Gubernur Kepulauan Bangka Belitung, Hidayat Arsani, menegaskan dalam apel pagi bahwa pengetatan anggaran ini merupakan konsekuensi logis dari situasi ekonomi makro yang membebani daerah.
Setiap instansi diwajibkan untuk memprioritaskan metode digital dalam koordinasi dan hanya menempatkan perjalanan dinas sebagai opsi terakhir.
"Ini era yang sangat berat. Berbeda dengan tahun sebelumnya, saya harus ambil tindakan, salah satunya efisiensi anggaran perjalanan dinas," tegas Hidayat Arsani.
Hidayat menginstruksikan seluruh jajaran birokrasi untuk mematuhi pembatasan ini demi menjamin kelancaran pembayaran gaji bulanan ribuan pegawai kontrak dan tunjangan profesi lainnya.
Ia mengancam akan menjatuhkan sanksi disiplin berat serta pemotongan tambahan penghasilan pegawai jika ditemukan pelanggaran.

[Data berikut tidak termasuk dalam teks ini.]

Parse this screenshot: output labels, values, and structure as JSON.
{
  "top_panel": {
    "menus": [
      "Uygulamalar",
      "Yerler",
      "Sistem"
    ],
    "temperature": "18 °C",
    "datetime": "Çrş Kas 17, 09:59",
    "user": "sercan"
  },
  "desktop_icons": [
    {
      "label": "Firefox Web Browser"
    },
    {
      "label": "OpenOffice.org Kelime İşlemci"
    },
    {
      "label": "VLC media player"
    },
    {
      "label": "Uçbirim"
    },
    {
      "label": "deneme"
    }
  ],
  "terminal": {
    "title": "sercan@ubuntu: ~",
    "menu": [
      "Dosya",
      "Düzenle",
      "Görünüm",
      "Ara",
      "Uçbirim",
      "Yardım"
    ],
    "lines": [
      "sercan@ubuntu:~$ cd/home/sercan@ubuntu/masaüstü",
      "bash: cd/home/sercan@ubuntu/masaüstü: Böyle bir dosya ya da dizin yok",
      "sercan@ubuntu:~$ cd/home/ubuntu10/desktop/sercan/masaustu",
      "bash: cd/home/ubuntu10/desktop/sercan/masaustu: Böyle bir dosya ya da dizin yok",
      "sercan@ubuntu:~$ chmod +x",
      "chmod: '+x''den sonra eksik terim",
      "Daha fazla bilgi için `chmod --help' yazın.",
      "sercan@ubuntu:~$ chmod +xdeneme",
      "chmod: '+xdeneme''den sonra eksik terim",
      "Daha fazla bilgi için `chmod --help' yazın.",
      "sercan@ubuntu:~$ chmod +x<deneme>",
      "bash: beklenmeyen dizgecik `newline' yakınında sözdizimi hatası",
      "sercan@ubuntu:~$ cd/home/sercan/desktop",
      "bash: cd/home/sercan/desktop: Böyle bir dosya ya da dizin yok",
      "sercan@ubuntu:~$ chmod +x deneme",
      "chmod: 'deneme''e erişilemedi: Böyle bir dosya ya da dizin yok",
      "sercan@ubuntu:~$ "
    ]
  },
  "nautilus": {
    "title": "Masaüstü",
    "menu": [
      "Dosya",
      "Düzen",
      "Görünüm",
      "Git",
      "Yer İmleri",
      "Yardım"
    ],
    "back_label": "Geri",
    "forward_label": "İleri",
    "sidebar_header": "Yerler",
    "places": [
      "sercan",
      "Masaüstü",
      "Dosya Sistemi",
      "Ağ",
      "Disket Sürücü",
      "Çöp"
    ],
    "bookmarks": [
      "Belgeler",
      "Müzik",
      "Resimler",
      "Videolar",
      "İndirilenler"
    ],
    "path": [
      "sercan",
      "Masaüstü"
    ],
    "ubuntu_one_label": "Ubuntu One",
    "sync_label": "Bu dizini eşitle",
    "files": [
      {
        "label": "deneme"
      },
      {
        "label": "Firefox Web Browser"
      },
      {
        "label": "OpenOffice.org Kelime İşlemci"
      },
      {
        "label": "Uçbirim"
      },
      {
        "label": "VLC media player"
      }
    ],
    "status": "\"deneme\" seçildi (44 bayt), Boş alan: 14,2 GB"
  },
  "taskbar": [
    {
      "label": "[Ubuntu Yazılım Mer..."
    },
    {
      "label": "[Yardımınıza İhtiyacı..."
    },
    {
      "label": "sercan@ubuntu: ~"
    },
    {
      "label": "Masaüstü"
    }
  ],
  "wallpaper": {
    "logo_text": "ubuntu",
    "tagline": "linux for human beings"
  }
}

"Para pegawai tanpa terkecuali harus taat, jika tidak siap-siap disanksi atau segera keluar dari barisan," pesan Hidayat Arsani.
Meskipun terjadi rasionalisasi anggaran secara masif, pemerintah daerah memastikan pemotongan tidak akan mengganggu sektor pelayanan publik yang bersentuhan langsung dengan masyarakat.
Layanan seperti kesehatan, penyuluhan pertanian, dan administrasi pajak daerah tetap menjadi prioritas.
Keberhasilan penghematan ini diklaim menjaga kapasitas fiskal daerah untuk melunasi kewajiban belanja operasional wajib.
"Mudah-mudahan tahun berikutnya kondisi semakin membaik, pembangunan bisa dimaksimalkan lagi, termasuk kesejahteraan pegawai akan diperhatikan," tutur Hidayat Arsani.
Gubernur menilai aparatur sipil negara harus mengubah pola kerja lama yang tidak produktif dan beralih ke orientasi hasil yang konkret.
Pengiriman personel luar daerah yang hanya bertujuan administratif kini dilarang total dan dialihkan ke pengiriman dokumen via ekspedisi atau korespondensi virtual.
"Dalam mendukung kebijakan efisiensi anggaran ini, Pemprov Kepulauan Babel menerapkan pengendalian perjalanan dinas, karena penggunaan anggaran harus dilakukan secara bijak, merata dan tepat sasaran agar keuangan daerah tetap sehat," ujar Hidayat Arsani.
Penegakan kedisiplinan ini diposisikan sebagai pilar tata kelola pemerintahan yang kredibel di mata publik.